Presently, they came to a gate in the barrier. Above it was a parapet where guards could watch and where, Conn presumed, they could drop boiling oil, or otherwise repel the unwelcome.
“Boiling oil. You would pour. On those entering. The gate?” The driver of the sled, making an effort to be understood. What Conn understood was that he had just read her mind. She tried to remember if she had possibly said something out loud, or intended to—enough that she would have sent the boiling oil bit to the communication center of her brain.
“It would be effective,” she said.
The Pelorian gave a mental screech combined with a growl. From context, Conn understood it to be laughter. “Yes, it would,” the Pelorian said. “I will steal. That idea.”
She decided that her thought must have been close enough to speech to be picked up. The other possibility, she wasn’t prepared to deal with just then.
The sleds entered the gate single file. Daniels was on the sled behind Conn’s. They turned left and sped up. Conn estimated they must be going thirty kilometers an hour. She dug her fingers into the back of the Pelorian driver and shut her eyes. Finally she had to lean down farther and wrap her arms around the alien as best she could. She tried not to think about how squishy it felt.
They rode for at least forty-five minutes by Conn’s reckoning. During that time, she made a supreme effort to keep her thoughts from the communication center of her brain. The Pelorian driving the sled had nothing else to say, either. She wished she could look behind her and satisfy herself that Daniels was still there.
Their journey ended at a tent. A Pelorian lifted the flap of the tent up; as Conn and Daniels stepped inside, they passed through a pressure field.
Three Pelorians awaited them. The tent was big enough to hold about twenty. There was what Conn took to be a work surface along one side, with a Pelorian regarding material that looked like papers strewn across it. He turned their way as they entered, but then went back to his work. The other two regarded the humans in a way Conn felt was contemptuous.
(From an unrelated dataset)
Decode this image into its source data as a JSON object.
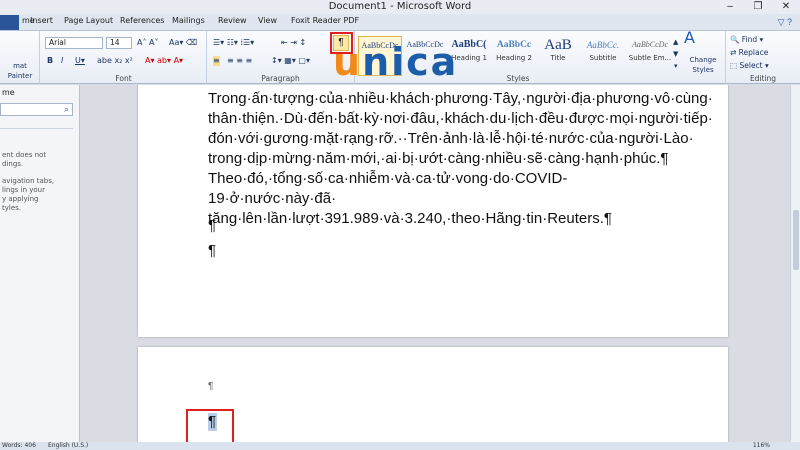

“We will need. A way back. To our spacecraft,” she said. The Pelorian who Conn gathered from his bearing was Purposefully clucked and said something she couldn’t follow to his comrade. “Before there is no air.”
The second Pelorian crept up to Conn, and motioned for her to take her glove off. “Pressure is for us,” he said—or that’s what Conn got out of it. “Your hand will be well.” She took off her glove. She ground her teeth and let the Pelorian grasp her hand. His skin was rough, like the back of a frog. Synapses fired in her brain, a familiar sensation. Language. He motioned for her to replace her glove. He didn’t offer to take Daniels’s hand.